Concept Definition
How does GDPR apply to e-invoicing?
GDPR (General Data Protection Regulation) applies to e-invoicing because invoices contain personal data including names, addresses, and in some cases bank details or national ID numbers. Businesses must have a lawful basis for processing this data, implement appropriate security, and manage retention periods within GDPR constraints alongside VAT retention obligations.
What personal data do invoices contain?
Invoices frequently contain personal data subject to GDPR:
- Natural person names: Sole traders, freelancers, individual clients.
- Addresses: Home addresses where individuals are the contracting party.
- Bank account details: IBAN and account holder name.
- Email addresses: Contact details used in invoice transmission.
- Tax identification numbers: May be personal in some jurisdictions (e.g., Italian codice fiscale).

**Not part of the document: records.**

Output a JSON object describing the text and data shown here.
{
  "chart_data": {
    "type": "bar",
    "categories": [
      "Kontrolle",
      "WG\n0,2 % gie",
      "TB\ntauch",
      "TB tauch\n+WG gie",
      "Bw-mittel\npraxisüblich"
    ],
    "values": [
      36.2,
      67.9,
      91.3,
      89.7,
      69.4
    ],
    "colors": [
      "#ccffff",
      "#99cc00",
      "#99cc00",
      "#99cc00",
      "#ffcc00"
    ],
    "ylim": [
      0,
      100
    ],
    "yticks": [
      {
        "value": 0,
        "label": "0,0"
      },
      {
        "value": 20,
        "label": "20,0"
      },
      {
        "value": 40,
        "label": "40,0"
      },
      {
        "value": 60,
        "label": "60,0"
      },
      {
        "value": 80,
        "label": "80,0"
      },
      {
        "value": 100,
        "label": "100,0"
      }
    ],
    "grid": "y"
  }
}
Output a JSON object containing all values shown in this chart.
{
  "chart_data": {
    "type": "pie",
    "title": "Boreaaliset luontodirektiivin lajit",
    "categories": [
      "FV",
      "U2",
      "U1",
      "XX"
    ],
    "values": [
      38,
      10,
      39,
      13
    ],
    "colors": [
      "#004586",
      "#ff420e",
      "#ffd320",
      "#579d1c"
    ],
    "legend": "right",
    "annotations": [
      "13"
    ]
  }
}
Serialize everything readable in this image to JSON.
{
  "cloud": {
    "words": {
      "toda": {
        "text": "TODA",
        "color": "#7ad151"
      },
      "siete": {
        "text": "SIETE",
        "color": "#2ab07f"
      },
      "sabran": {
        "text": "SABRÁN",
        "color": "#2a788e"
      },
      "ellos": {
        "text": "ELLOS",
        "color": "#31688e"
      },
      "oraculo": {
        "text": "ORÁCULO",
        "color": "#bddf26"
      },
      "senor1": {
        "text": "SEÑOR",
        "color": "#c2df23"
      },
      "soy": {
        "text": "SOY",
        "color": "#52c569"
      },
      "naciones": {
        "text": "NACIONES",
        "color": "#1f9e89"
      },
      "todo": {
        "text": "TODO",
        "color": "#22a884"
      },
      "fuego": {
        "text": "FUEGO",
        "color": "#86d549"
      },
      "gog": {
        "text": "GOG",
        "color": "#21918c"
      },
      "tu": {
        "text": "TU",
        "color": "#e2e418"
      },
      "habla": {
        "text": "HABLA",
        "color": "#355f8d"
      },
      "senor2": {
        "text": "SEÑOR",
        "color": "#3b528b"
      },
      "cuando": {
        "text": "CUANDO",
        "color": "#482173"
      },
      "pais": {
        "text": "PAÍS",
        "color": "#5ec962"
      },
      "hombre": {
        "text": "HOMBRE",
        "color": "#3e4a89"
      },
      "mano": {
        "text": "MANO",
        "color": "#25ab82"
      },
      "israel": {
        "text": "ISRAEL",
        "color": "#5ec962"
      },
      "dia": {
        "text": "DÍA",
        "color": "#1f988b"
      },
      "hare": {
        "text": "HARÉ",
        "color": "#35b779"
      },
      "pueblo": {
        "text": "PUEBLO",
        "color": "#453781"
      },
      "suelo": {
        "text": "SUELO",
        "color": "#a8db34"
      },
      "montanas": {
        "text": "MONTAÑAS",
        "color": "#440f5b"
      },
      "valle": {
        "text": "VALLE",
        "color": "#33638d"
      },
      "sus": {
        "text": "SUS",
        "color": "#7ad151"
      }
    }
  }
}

Frequently Asked Questions
- What is the lawful basis for processing invoice personal data?
- The primary lawful basis is legal obligation (GDPR Article 6(1)(c)): businesses are legally required to issue and retain invoices for tax purposes. This provides a clear lawful basis for processing the personal data necessary for invoicing and the mandatory retention period.
- Can invoice archives be deleted to comply with GDPR erasure requests?
- No. GDPR erasure rights (Article 17) do not apply where processing is necessary to comply with a legal obligation. Tax retention obligations override GDPR erasure requests for the duration of the statutory retention period. After the retention period, personal data should be deleted.